The order in which we will cover the papers is based generally on the types of models that are discussed in the papers, ranging from the best-behaved, most predictable, most tightly coupled models to the worst-behaved, least predictable, least tightly coupled models:

1. Shared memory, with a known set or an unknown set of participants.

2. Client-server computing, known or unknown participants.

3. Networks, known participants.

4. Networks, unknown participants.

5. Mobile computing.

Each day, we will discuss a particular topic, based on reading several papers. In general, we will try to select about two papers per class as ``required reading'', and use the rest for background. All students are expected to read at least the required papers ahead of time. Someone will lead the discussion each day: about half the time, this will be the instructor, and the other half, the students in the class. Whoever leads the class discussion will presumably want to read the background papers as well as the required papers. We will also bring in some outside experts to participate in (or lead) some of the class meetings.

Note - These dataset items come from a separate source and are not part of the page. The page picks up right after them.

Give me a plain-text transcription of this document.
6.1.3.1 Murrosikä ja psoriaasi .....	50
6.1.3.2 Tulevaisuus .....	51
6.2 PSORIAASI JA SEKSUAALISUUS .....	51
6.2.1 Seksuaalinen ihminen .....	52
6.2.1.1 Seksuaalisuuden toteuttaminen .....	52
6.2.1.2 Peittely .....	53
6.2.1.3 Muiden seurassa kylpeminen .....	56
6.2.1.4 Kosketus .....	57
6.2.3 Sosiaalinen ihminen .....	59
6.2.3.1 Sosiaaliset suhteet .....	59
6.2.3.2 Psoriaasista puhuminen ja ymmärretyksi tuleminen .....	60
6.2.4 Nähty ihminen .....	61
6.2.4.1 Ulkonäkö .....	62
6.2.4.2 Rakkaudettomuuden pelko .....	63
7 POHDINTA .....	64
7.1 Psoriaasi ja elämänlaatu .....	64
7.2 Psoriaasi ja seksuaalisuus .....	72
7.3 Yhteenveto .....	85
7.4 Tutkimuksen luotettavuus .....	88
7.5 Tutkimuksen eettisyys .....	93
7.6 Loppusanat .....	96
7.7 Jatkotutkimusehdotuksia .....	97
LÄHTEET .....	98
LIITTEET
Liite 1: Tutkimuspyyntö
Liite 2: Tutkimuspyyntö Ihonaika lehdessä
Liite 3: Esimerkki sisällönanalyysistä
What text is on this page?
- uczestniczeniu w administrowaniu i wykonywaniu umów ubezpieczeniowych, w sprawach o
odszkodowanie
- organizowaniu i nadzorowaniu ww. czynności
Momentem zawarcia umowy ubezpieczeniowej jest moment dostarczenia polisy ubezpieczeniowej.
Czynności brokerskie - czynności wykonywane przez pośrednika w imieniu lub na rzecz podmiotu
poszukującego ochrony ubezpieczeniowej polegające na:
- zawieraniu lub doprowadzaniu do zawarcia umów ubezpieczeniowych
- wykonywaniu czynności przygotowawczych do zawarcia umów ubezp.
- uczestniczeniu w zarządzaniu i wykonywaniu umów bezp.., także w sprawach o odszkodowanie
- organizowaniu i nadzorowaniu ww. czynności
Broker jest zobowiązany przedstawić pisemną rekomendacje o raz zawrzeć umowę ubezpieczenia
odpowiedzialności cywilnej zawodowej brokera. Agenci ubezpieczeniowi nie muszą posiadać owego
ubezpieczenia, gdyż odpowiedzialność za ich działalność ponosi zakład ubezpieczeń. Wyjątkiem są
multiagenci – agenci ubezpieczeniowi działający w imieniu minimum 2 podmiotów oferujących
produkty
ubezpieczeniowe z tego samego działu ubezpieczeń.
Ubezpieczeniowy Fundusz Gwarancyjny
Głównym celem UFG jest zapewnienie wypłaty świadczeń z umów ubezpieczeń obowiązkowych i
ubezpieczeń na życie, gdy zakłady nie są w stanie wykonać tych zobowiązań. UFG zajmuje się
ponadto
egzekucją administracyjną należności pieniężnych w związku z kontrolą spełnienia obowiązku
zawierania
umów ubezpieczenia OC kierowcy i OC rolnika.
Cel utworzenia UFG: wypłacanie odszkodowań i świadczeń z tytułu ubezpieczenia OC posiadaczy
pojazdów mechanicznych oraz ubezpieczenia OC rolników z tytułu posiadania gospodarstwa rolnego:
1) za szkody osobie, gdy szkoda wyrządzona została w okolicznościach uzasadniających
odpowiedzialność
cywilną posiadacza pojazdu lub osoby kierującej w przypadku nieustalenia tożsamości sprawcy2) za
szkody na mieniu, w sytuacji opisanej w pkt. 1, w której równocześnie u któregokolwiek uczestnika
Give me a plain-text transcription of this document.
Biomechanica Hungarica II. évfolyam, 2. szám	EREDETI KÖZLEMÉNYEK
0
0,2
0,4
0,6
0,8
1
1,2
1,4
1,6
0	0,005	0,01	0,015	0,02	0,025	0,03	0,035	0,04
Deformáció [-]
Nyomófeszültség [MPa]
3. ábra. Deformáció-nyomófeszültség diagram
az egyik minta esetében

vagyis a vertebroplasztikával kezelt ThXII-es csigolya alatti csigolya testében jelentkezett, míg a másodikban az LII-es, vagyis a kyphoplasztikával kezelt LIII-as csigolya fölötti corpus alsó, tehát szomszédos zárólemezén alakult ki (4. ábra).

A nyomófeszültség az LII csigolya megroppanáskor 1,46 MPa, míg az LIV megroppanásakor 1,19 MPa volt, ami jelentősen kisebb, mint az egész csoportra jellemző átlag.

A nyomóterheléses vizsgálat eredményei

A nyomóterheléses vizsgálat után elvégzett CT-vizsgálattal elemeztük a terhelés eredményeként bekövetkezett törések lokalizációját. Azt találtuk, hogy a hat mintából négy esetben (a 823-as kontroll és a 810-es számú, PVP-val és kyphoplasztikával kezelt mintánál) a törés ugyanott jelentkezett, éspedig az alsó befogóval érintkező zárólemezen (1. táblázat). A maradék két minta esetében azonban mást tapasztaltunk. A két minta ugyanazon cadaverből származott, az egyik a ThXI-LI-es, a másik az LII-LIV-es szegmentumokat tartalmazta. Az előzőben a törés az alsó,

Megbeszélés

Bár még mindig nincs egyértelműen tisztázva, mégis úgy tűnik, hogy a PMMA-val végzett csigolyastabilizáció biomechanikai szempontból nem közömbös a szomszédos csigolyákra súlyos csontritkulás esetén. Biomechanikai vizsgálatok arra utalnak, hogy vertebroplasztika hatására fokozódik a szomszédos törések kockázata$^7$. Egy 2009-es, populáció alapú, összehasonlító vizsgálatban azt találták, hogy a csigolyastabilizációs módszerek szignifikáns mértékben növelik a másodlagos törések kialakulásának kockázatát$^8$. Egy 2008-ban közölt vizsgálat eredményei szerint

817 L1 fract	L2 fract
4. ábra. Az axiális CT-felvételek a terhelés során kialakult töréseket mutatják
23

In class, we will not cover every detail of the papers. Rather, we will focus on answering questions such as:

  • What is the technical contribution of the paper? What are the key algorithmic ideas? Why does the algorithm work? What is its performance? How does the impossibility argument go?

  • What is the significance of this work? What models/assumptions does the algorithm or impossibility result apply to? Is this significant in practice? What does this have to do with dynamic distributed settings?

  • What new work (relevant to dynamic distributed computing settings) does this suggest? What would make the results more practical?

    We expect that everyone in the class will participate actively in the class discussions.

    What students will actually do (for a grade):

    This course will have no examinations or formal problem sets. Students will be expected to:

    1. Read the papers assigned for each class meeting. This will be quite a few papers, though not as many as actually appear on the very long reading list. We will designate which of these papers are ``required reading'' for each class as we go along.

    2. Participate in class discussions about those papers. Help everyone to understand the technical results, their significance, and any future work they might suggest.

    3. ``Take charge'' of at least one of the topics and lead the discussion for at least one class meeting. Produce some kind of draft notes for that class.

    4. Help produce a set of scribe notes for the course, by producing the final versions of the notes for some of the class meetings.

    Each student's grade will be based mainly on effort and participation, and in particular, on how well he/she helps others in the course to learn the material.

    Collaboration policy:

    Anyone may collaborate with anyone on anything; in fact, collaboration is strongly encouraged.